Scattano, inoltre, le “misure emergenzialiquando si supera il limite di PM10 per 3 giorni consecutivi (su base provinciale). In questo caso, nei Comuni Pair della provincia nella quale si sono verificati i superamenti, si applica una serie di misure aggiuntive dal giorno seguente a quello di controllo compreso.

Il monitoraggio dei dati sulla qualità dell’aria è effettuato due volte a settimana, come nella scorsa stagione: lunedì e giovedì. Il Bollettino è reso disponibile entro le 11 su www.liberiamolaria.it. Alcuni Comuni hanno anche attivato servizi di allerta con sms o Telegram per comunicare l’attivazione delle misure emergenziali, tra questi la Città metropolitana di Bologna, Modena e Reggio Emilia (https://www.arpae.it/dettaglio_notizia.asp?id=9884&idlivello=134).

Nel dettaglio le misure emergenziali prevedono limitazioni alla circolazione estese anche ai veicoli fino a euro 4 diesel compreso; lo stop agli impianti a biomassa per uso domestico fino a 3 stelle (comprese) in presenza di impianto alternativo; l’obbligo di abbassamento del riscaldamento fino a di 19° C nelle case e 17° C nei luoghi di attività produttive e artigianali; i divieti di combustione all’aperto (falò, barbecue, fuochi d’artificio, ecc…), di sosta e fermata con il motore acceso per tutti i veicoli, di spandimento liquami zootecnici senza tecniche ecosostenibili e, infine, il potenziamento dei controlli sulla circolazione dei veicoli nei centri urbani.

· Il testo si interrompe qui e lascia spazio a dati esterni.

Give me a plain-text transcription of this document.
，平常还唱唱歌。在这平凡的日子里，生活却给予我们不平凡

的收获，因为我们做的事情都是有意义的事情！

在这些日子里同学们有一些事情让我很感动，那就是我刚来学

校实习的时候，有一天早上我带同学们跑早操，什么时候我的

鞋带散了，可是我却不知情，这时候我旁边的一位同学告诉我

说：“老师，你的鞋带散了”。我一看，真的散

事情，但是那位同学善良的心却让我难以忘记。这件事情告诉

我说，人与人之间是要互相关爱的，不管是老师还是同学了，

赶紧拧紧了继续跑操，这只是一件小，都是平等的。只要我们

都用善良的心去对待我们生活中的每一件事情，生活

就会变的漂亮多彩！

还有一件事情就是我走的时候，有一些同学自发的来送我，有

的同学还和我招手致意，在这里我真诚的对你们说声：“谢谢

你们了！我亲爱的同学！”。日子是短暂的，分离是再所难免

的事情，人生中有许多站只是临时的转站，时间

  1. d) Comunicazione ai cittadini

Tutte le informazioni su Pair2020, norme, ordinanze dei Comuni sulle limitazioni alla circolazione, regole per l’uso di biomasse, nonché i Bollettini sull’allerta smog sono disponibili online sui siti www.liberiamolaria.it e www.arpae.it/aria

Inoltre, in collaborazione con Arpae e Anci, sono stati predisposti diversi materiali informativi distribuiti agli Urp e “pillole video” sull’utilizzo delle biomasse e sul Pair 2020 e sui limiti alla circolazione (https://www.arpae.it/dettaglio_generale.asp?id=3901&idlivello=2069).

Sarà, inoltre, attivata una campagna di comunicazione social (Facebook, Google) coordinata da Arpae.

 

Le ordinanze dei Sindaci

L’attuazione delle misure del Piano aria integrato regionale 2020 è affidata all’adozione di ordinanze da parte dei sindaci dei Comuni interessati. Sul sito regionale “Liberiamo l’aria” (www.liberiamolaria.it) saranno pubblicate, comune per comune, tutte le informazioni per i cittadini, con i dati in tempo reale, le mappe, le misure emergenziali e le deroghe in vigore.

Le limitazioni previste dal Piano aria integrato regionale (Pair) interessano 30 città dell’Emilia-Romagna: Bologna e, in ordine alfabetico, Castelfranco Emilia (Mo), Carpi (Mo), Cento (Fe), Cesena, Faenza (Ra), Ferrara, Forlì, Formigine (Mo), Imola (Bo), Lugo (Ra), Modena, Parma, Piacenza, Ravenna, Reggio nell’Emilia, Riccione (Rn), Rimini, Sassuolo (Mo) – e gli 11 centri dell’agglomerato di Bologna: Argelato, Calderara di Reno, Casalecchio di Reno, Castel Maggiore, Castenaso, Granarolo dell’Emilia, Ozzano dell’Emilia, Pianoro, San Lazzaro di Savena, Sasso Marconi, Zola Predosa.